Impact de l'exposition aux antirétroviraux

En ce qui concerne les mesures de la composition corporelle et l'exposition cumulée aux antirétroviraux, on constate des corrélations, certes modestes mais néanmoins significatives, entre l'augmentation du rapport taille-hanches et l'exposition aux INTI, INNTI et le IP tandis que l'augmentation du rapport graisseux tronc-membres était corrélée positivement aux seuls INTI. Intéressant de noter pour finir que les investigateurs n'ont trouvé aucune corrélation positive significative liée à l'exposition prolongée aux inhibiteurs de l'intégrase.

Evolution au fil du temps chez les personnes séropositives

Sur les 7 ans de suivi des 40 personnes séropositives non comparées au groupe témoin, on constate une augmentation du taux de HDL avec le temps. Au cours du suivi, 10% des participants ont reçu des traitements antihypertenseurs et 20% des traitements hypolipémiants.

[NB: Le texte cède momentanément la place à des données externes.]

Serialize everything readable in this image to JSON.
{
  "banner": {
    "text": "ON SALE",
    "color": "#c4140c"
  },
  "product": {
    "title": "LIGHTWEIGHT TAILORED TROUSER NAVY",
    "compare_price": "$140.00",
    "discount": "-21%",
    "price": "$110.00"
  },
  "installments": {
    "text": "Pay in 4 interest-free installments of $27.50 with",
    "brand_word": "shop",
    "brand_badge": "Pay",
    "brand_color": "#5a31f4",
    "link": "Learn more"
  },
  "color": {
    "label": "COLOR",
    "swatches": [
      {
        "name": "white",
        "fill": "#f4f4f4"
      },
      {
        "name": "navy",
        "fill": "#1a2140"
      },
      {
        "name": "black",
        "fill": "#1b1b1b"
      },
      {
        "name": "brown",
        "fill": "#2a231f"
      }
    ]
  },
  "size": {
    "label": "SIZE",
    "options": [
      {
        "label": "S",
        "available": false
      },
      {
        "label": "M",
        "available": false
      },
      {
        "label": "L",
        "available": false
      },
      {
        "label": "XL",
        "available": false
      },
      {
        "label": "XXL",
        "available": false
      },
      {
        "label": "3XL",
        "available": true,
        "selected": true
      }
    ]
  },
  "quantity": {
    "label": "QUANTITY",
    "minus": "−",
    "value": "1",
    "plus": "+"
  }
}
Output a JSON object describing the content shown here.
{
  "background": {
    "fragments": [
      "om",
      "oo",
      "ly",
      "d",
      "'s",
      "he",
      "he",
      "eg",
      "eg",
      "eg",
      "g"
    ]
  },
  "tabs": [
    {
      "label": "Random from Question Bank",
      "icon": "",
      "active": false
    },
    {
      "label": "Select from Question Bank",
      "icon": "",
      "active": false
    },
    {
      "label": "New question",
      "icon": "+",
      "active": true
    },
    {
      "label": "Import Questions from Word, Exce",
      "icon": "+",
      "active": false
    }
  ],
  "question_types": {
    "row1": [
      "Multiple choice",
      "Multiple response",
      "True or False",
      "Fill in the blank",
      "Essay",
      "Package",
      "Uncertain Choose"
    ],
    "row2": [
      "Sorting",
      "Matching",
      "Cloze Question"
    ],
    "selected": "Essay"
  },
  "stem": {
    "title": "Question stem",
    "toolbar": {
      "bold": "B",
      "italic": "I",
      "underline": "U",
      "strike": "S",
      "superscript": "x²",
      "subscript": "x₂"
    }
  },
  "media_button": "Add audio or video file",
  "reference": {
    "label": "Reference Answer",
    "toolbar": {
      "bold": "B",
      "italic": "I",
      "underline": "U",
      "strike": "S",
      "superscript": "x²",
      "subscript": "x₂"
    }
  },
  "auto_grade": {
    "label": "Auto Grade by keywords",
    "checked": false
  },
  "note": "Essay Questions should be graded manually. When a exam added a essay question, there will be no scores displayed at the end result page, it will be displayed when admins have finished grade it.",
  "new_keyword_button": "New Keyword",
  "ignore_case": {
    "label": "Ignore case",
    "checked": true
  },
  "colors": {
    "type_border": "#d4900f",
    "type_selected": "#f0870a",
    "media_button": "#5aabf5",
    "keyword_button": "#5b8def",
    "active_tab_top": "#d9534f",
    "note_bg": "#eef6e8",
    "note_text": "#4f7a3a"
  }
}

On constate une augmentation de la prévalence des personnes en surpoids qui passe de 28% à 53% à 7 ans ainsi que de celle de l'obésité qui passe de 13% à 25%.

Enfin, l'augmentation du rapport taille-hanches était corrélé à l'augmentation du taux des triglycérides.

Réf: Sahagun SJ et al. Journal of AIDS, mise en ligne 19/10/2021.